Although ASPOG has over the years
chalked some gains, its operations have been constrained by the voluntary
nature of membership as out of about 1,053 companies licensed to provide
private security services in the country, only 60 of them belong to the group.
“Those that are not members are on
their own and they do whatever they like. This is where the challenge is and it
should be of concern to us because this is an industry whose operations border
on national security too,” Cap. Acquah said.

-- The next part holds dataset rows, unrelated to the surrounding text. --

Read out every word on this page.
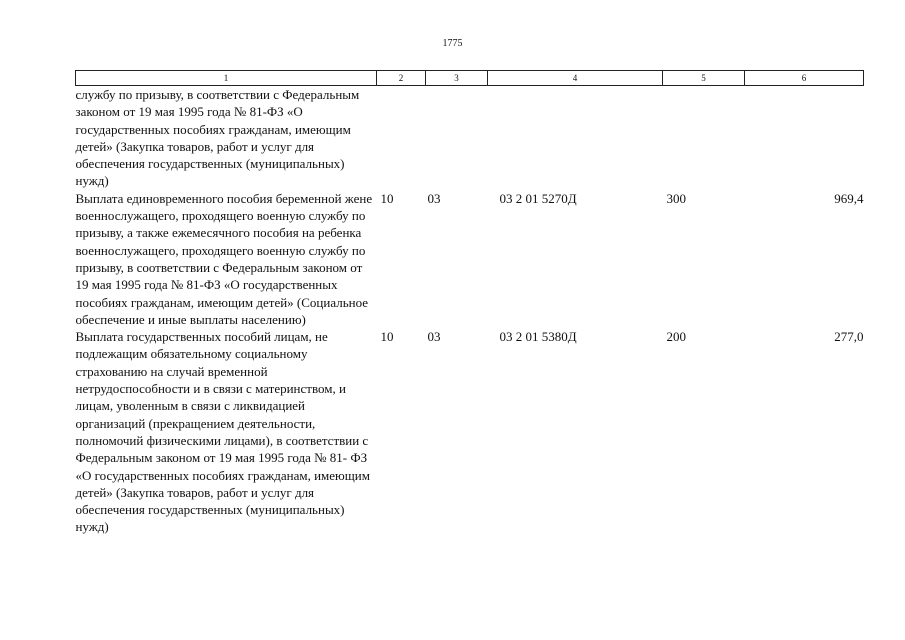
1775
1	2	3	4	5	6
службу по призыву, в соответствии с Федеральным законом от 19 мая 1995 года № 81-ФЗ «О государственных пособиях гражданам, имеющим детей» (Закупка товаров, работ и услуг для обеспечения государственных (муниципальных) нужд)					
Выплата единовременного пособия беременной жене военнослужащего, проходящего военную службу по призыву, а также ежемесячного пособия на ребенка военнослужащего, проходящего военную службу по призыву, в соответствии с Федеральным законом от 19 мая 1995 года № 81-ФЗ «О государственных пособиях гражданам, имеющим детей» (Социальное обеспечение и иные выплаты населению)	10	03	03 2 01 5270Д	300	969,4
Выплата государственных пособий лицам, не подлежащим обязательному социальному страхованию на случай временной нетрудоспособности и в связи с материнством, и лицам, уволенным в связи с ликвидацией организаций (прекращением деятельности, полномочий физическими лицами), в соответствии с Федеральным законом от 19 мая 1995 года № 81- ФЗ «О государственных пособиях гражданам, имеющим детей» (Закупка товаров, работ и услуг для обеспечения государственных (муниципальных) нужд)	10	03	03 2 01 5380Д	200	277,0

Over the years, Cap Acquah explained
that security agencies in the country have relied on members of ASPOG in the
fight against crime, yet fail to push for a regulatory framework that formalises
their operations -- the worst culprit, he confirmed, being the Ministry of
Interior which licences the companies.
Currently, a licence to operate a
security company costs GH¢5,000 -- which is subject to annual renewal at a cost
of GH¢2,000.
Beyond taking money from the
members, the ministry and its agencies does virtually nothing to support their
operations -- forcing members to fend for themselves.
For an industry that employs over
20,000 people nationwide and contributes substantially to the internally
generated funds of the ministry, it is difficult to understand why the country would
be reluctant in regulating its activities.
But while this happens, the country
has to realise that any delay in regulating the operations of private security
service providers has dire consequences for national security and employment
creation.
A more viable private security
sector that is well-regulated with a defined scope of service is what the
country should be pushing for. If that is achieved, it will help minimize declining
investor interest in the business for companies to expand and employ more
people.
Dr. Evans Dzikum, Director of Finance and
Administration at the Ministry of Interior
said: “We need to re-educate some of the companies.
“We have started creating awareness through the
workshops. They must also deepen their relationship with the ministry. The ministry
is embarking on an exercise to get rid of the bad nuts.”
He said some of the companies have registered and
never operated, while others collapsed along the way. “During the exercise we realised
that others were operating without a licence,” he confirmed.